Her şeye rağmen nasıl bu kadar temiz bir bilinçaltım olduğunu birkaç kere sorgulamış olsam da bir yere ulaşamadığım için boş vermiştim.
Hayatımdaki çoğu an silikti.
Kafamı iki yana salladım, istesem de uyuyabileceğim bir zaman değildi. Bundan sonra nasıl bir yol izleyeceğim hakkında bir fikrim yoktu. Acaba şu an neredeydik. İstanbul’da olmama olasılığı biraz gerilmeme neden oluyordu.
Yola çıkmadan önce bir kâğıda yazdığım adresleri ne kadar arasam da bulamamıştım. O kadar aksiyon dolu bir gün geçmişti ki o kağıtları her yerde düşürmüş olabilirdim. Telefonum paramparça olmuştu ve birilerine sormaktan başka çarem yoktu.
İçeride belki de şu an huzurlu bir uyku çeken Hakan’a da soramazdım çünkü ona o kadar güvenmiyordum. Hayatımı ona borçlu olduğumun bilincinde olmama rağmen ne kadar güvenmek istesem bile ona nereye gitmek istediğimi söyleyemezdim. Belki sadece beni Kocaeli’ne götürmesini isterdim.
Aklıma bunun ne kadar bencilce olduğu geldiğinde istemsizce dudaklarım aşağıya doğru büküldü. Bana ilk defa biri bu kadar vicdanlı ve merhametli davranmıştı. Bu hissi tadında bırakmadan gidersem bir yanım buruk kalırdı. Aynı şekilde Hakan’a yanlış bir şey yaparsam da aynı hisler içerisinde olurdum. O bu dünyada; kimsenin içine sığmadığı uçsuz bucaksız denizler içeren, bu dünya da karşılıksız seven ve bana karşılıksız iyilik yapan tek kişiydi.
Daha fazla düşünmenin ve kendi kendimi yormanın gereksiz olduğunu düşünerek uzandığım yataktan kalktım. Biraz hızlı davranmış olmalıyım ki sırtımda yeni yeni kabuk bağlamaya başlamış olan yaralarımın sızladığını hissettim.
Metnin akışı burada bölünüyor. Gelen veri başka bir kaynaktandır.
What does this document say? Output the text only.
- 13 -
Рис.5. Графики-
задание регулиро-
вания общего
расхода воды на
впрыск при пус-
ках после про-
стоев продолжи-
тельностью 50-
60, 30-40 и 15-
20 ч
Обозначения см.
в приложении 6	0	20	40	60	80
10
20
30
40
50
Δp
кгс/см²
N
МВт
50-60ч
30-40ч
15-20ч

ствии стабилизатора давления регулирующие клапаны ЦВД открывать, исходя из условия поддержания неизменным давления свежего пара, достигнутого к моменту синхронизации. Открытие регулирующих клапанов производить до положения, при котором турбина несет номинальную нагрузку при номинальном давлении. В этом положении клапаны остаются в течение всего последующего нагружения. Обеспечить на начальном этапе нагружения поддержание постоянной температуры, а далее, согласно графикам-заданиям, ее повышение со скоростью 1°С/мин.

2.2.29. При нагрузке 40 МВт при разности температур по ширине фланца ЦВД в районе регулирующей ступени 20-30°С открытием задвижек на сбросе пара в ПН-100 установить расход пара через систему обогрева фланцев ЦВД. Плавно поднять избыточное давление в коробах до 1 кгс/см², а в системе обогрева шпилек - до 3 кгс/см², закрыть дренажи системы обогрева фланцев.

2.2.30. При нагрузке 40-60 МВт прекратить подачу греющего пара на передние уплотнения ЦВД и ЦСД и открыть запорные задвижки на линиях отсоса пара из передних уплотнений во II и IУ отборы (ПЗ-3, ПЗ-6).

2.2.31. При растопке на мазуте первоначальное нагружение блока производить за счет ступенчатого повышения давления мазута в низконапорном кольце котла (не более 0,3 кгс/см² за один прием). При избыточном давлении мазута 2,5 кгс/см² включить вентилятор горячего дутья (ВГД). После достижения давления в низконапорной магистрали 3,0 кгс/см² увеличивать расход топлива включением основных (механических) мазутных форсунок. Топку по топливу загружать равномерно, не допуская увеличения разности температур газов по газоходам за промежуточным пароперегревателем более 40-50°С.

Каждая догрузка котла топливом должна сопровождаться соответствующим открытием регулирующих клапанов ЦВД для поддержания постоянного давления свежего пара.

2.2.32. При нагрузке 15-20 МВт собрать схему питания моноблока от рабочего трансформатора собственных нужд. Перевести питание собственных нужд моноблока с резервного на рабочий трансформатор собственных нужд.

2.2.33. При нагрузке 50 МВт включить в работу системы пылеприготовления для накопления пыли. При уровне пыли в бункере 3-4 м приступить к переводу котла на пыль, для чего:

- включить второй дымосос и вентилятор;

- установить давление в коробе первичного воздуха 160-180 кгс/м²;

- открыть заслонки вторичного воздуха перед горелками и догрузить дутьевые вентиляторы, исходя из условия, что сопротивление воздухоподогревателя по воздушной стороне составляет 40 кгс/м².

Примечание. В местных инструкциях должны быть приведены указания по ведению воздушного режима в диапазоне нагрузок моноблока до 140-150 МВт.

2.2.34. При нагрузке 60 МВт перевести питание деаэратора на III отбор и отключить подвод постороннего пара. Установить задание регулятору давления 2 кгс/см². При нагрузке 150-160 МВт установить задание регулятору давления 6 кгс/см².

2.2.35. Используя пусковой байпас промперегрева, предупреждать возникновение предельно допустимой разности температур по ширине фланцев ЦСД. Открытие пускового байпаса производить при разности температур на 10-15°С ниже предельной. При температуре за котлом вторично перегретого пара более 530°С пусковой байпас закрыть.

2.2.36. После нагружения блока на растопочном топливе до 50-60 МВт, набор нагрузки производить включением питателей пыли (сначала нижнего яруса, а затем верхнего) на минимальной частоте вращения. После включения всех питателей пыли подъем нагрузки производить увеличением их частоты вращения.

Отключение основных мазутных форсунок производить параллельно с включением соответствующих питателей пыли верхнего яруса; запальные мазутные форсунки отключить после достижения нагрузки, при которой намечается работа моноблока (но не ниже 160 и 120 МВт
Anlık olarak istemsizce kasılsam bile birkaç saniye sonra acıyı yok saydım ve ayağa kalktım.
Güneş yeni yeni doğmaya başladığı için odanın içerisinde pek bir ışık yoktu. Bulunduğum ortamın yabancı bir yer olması nedeni ile gerilsem de odadan çıktım. Sorun yoktu, daha kötüleri de başıma gelmişti. “Sorun yok, her şey geçecek.” diye mırıldandım soğuk duvarlara. Aklımdan geçirmek bazen yetmiyordu. Bazı şeyleri birilerinden duymak iyi gelirdi. Bana böyle cümleler kuracak kimse olmadığı için çoğu zaman kendi kendime konuşurdum.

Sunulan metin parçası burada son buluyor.